What also came across in Davis’ lecture was the interplay of continuity with change in the racist lynching of blacks in the past and the 2014 incident of a police officer shooting 18-year-old Michael Brown in Ferguson, Missouri or the 2015 murder by Baltimore police of 25-year-old Freddie Grey despite a black political establishment being in-charge of the city. In a fundamental sense, whether in the past or the present, what has been happening in the US is a sort of state-sanctioned killing of black people. Such killing, whether through lynching by white supremacists in the past or murder at the hands of the police in the present, can be seen as the ultimate reaffirmation of the racist sentiment of white superiority.
We need to remind ourselves that both exploitation and racial discrimination are rooted in the very structure of American capitalism. One might then think of African–American and white workers as potential natural allies in a common struggle against the white ruling class. But racist ideology (claiming white superiority–coloured inferiority) still effectively divides the exploited and the oppressed. This ideology has its roots in capitalism’s initial international expansion in the 16th and 17th centuries and in its need for readily exploitable labour from among the natives, whether they are yellow or brown, red or black, with the latter forcibly recruited as slaves from Africa to take advantage of the natural resources of America. The Civil War did lead to the abolishment of slavery, but racial prejudice and segregation prevented the building of working-class solidarity of black, brown, red and white workers. In the decades since the Civil Rights Movement of the 1950s and 1960s, a black political establishment has also evolved. Now, the black liberation struggle is crushed by the white ruling class with a combination of co-option and repression that relies much more than before on the former.

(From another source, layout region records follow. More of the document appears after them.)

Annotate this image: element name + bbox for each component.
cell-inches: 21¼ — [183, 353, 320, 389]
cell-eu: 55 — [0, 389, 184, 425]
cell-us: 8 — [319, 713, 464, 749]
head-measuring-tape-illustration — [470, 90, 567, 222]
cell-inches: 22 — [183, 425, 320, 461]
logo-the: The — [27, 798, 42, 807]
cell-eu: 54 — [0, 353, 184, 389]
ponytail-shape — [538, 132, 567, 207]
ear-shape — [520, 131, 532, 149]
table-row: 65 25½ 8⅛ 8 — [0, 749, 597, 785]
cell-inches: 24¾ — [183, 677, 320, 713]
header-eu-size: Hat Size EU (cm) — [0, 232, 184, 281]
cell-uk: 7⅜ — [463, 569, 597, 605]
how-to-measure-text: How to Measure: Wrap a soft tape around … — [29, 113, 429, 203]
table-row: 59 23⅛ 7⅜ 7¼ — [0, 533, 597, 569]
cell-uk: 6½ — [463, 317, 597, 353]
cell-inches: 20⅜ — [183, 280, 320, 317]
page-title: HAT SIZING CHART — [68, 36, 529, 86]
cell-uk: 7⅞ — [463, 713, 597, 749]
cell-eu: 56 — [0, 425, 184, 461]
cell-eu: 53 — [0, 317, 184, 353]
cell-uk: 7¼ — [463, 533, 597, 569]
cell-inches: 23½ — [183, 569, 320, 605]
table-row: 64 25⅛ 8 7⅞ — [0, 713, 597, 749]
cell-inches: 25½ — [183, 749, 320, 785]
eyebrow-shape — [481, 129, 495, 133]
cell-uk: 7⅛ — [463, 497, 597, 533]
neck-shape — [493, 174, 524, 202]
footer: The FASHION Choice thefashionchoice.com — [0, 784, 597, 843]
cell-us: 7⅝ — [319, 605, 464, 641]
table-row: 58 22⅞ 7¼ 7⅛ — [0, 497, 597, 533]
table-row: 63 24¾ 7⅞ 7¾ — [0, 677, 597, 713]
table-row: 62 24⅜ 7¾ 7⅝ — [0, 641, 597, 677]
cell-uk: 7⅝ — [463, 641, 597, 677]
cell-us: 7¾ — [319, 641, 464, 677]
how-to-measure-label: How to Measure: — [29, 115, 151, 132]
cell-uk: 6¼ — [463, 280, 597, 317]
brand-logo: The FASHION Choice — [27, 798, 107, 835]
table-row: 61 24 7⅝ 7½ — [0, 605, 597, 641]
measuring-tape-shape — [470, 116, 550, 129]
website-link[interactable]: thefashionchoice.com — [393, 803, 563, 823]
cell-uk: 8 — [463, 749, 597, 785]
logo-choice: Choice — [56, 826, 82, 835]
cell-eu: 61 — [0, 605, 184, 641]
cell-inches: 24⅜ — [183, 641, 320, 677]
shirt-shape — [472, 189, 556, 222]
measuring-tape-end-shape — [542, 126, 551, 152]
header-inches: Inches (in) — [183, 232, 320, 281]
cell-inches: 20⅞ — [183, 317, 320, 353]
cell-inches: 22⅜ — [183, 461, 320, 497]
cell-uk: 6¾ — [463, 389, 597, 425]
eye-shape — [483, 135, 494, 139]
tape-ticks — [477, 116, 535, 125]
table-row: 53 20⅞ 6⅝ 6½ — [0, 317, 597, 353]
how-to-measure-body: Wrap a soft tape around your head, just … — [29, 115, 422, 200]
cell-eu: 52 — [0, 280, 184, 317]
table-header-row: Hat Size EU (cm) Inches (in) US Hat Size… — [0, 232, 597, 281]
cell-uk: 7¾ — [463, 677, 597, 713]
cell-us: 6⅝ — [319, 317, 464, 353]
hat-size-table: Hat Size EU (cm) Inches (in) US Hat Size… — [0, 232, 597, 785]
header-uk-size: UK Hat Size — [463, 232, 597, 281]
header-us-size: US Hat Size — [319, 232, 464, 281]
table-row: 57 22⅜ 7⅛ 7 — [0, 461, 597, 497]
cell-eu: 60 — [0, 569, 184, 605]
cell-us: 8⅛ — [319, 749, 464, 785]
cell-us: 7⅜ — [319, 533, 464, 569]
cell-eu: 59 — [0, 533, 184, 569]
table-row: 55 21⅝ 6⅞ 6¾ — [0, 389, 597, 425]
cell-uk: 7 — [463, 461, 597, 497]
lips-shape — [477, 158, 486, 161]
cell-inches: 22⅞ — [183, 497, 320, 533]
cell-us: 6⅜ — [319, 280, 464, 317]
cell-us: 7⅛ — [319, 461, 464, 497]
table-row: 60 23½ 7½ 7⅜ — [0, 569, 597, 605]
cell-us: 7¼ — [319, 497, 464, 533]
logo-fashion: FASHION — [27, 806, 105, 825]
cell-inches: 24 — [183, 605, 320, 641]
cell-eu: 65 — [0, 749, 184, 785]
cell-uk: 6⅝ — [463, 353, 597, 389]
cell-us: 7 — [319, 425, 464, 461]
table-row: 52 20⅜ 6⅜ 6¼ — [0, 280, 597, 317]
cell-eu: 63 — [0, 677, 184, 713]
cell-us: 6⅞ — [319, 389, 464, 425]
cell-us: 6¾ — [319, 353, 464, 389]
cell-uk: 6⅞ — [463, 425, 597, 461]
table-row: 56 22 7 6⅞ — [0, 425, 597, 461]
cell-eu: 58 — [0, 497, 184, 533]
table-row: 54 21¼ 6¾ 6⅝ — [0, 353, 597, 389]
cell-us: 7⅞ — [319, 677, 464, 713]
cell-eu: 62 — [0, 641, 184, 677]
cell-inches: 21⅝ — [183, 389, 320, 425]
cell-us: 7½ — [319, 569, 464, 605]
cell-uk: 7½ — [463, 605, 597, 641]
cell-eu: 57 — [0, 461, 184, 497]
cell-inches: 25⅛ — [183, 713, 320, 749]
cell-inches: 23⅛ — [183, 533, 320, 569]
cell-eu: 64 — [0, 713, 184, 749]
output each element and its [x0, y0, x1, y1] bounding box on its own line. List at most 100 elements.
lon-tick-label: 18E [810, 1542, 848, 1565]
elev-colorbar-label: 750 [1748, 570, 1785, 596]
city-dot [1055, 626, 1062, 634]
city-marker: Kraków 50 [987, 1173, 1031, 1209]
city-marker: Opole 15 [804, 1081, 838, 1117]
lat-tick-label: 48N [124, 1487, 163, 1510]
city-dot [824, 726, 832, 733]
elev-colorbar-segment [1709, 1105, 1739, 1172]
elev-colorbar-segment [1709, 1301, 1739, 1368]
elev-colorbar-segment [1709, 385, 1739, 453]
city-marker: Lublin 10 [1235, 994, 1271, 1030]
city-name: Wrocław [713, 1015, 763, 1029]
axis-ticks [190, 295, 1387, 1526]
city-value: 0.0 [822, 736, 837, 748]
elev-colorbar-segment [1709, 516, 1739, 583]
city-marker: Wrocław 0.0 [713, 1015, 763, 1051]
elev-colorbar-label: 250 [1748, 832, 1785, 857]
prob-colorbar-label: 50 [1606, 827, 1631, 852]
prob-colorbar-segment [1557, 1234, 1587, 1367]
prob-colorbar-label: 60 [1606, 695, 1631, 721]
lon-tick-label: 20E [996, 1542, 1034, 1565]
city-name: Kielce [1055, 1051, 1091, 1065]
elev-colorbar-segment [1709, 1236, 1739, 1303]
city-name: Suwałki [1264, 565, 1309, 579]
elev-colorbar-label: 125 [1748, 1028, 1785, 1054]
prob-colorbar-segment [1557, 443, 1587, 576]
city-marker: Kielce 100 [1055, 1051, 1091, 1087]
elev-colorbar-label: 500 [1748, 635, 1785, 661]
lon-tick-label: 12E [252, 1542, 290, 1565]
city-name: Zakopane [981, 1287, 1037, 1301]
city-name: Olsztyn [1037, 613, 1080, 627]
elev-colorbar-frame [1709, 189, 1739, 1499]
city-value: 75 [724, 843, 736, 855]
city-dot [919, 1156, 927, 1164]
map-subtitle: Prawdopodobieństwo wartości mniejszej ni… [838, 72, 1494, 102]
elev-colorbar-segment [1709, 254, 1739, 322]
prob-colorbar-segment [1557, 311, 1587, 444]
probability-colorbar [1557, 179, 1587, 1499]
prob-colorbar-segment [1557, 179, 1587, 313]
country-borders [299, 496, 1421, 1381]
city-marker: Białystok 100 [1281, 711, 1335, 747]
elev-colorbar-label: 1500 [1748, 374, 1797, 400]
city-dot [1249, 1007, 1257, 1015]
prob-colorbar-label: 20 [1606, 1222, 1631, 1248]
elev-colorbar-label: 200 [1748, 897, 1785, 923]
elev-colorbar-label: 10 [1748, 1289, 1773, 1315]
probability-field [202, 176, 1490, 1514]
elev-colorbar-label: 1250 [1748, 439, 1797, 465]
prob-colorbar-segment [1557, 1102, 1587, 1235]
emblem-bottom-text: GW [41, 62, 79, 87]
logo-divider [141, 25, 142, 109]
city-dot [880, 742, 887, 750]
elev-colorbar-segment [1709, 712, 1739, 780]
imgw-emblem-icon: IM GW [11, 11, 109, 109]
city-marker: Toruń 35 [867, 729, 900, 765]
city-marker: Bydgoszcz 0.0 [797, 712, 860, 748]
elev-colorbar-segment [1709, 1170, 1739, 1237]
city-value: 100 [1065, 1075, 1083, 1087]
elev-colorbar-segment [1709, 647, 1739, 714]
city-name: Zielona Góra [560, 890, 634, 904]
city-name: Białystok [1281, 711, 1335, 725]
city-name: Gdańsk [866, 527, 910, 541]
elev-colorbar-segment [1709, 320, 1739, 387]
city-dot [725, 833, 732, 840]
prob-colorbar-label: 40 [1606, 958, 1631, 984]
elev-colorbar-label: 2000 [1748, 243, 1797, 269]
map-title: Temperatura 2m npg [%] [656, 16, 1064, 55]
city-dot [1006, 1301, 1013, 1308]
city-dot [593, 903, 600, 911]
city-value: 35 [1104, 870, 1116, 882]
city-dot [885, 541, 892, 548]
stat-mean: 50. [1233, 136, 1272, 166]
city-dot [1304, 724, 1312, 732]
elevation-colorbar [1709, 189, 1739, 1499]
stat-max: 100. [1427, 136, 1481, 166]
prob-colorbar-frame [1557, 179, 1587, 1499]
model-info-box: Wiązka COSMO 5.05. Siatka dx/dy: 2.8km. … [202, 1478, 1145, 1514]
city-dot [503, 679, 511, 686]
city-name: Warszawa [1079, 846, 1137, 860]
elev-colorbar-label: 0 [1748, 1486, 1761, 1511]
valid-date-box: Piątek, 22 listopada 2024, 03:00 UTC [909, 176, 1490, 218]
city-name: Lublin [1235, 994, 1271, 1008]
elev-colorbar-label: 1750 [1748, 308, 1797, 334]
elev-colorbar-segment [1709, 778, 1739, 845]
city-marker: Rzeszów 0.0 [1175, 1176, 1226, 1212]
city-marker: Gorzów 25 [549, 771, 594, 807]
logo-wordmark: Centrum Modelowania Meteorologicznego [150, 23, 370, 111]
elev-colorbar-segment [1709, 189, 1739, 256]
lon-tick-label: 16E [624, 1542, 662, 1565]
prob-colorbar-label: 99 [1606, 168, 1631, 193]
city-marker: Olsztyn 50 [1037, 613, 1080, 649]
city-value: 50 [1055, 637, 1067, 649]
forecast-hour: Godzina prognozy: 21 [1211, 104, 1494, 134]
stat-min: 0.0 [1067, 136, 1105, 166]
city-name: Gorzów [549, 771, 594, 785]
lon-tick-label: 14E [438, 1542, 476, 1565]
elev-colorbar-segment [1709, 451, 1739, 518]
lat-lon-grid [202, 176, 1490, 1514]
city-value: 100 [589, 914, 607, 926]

In India, the Dalit struggle for liberation centres around the annihilation of caste, which, unlike race, originated in prehistoric times. Despite the development of underdeveloped capitalism from the colonial period onwards, the caste system still manages to stabilise and rigidify the social structure of Indian society. While the race problem does present a profound threat to the status quo in the US, caste, by and large, with its structure of “graded inequality,” has served as a conservative and divisive stabilising institution, despite the deep humiliation and indignity, cruelty and brutality that its main victims, the Dalits, are made to suffer.
The caste system has deeply divided and degraded the downtrodden peoples of India. Indeed, sweepers, scavengers, and gutter and latrine cleaners, the most underprivileged of the lot, are treated as untouchables by other untouchables. So, while caste Hindus treat the untouchables as pariahs, a subset of the latter treats the even more degraded untouchables in the same way. Despite creating an avenue for individual upward mobility and improving the average income, educational and occupational levels of the “backward castes” and the Dalits, protective discrimination in the form of “reservations”—in the political system, in higher education and in government employment—has set the disadvantaged peoples of India even further apart than they already were, even widening the disparities between them, and thereby further fragmenting the already divided masses. No one would wish the plight of India upon any other country.